By Jo Hodge on 14 Jun 2017
Not all interviews are face to face and more organisations are conducting telephone interviews as part of the initial recruitment process. In many ways, they are no different to a face to face interview, but it can be more difficult to build a rapport with someone when they can’t see you and feed off each other’s body language, which can result in awkward silences. Here we have put together our top tips to consider and what to avoid!
Prior to the call
As with any interview, ensure you have done your research. Browse their website, think about the questions they may ask you and have some prepared answers, ensuring you are covering points in the job description and person specification. It is also a good idea to have some questions prepared to ask them. These should be around the company or the role, don’t ask about salary or holiday entitlement at this stage.
Before the call get up and get dressed! By being up and ready and feeling presentable, you will naturally present better. Where possible use a landline to avoid any signal problems and if you have to use a mobile check the signal before and ensure it is fully charged.
Ensure you are sitting or standing up straight, in a quiet room with no distractions (mobile phones on silent/ television off.) Have a glass of water, your CV in front of you, pen, and paper to take any notes and get ready to smile whilst you talk! This last point may sound odd, but it will make you sound more confident and friendly.
During the call
Answer the phone professionally. For example, ‘Good morning, Lucy speaking.’
Listen first, the interviewer will most likely talk a little about the role and the interview process. Take notes so you can follow up on these points when relevant during the interview. Don’t panic if there is odd moments of silence, especially after you finish talking. The interviewer is most likely noting down your answers. Listen carefully to each question and take a moment to compose your answer. If you didn’t hear any part of it, don’t be afraid to ask them to repeat the question.

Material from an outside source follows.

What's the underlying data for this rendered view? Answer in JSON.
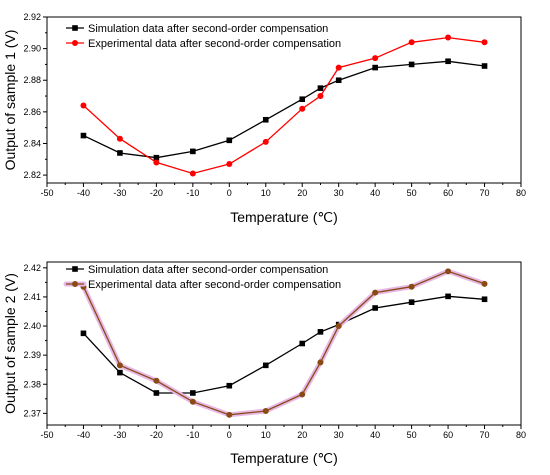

Keep answers short and to the point, it is harder to keep people engaged via telephone so ensure you don’t ramble on. Don’t speak via speaker phone, as your voice can be less clear and it might sound obvious, but ensure you aren’t chewing or smoking during the interview.
Remember to finish the call professionally and on a positive note. Tell them you are still interested in the role and look forward to hearing from them. If relevant, follow the call up with an email.
There will often be a face to face interview at a later stage, so write up any notes whilst they are fresh in your mind and jot down any other questions you had.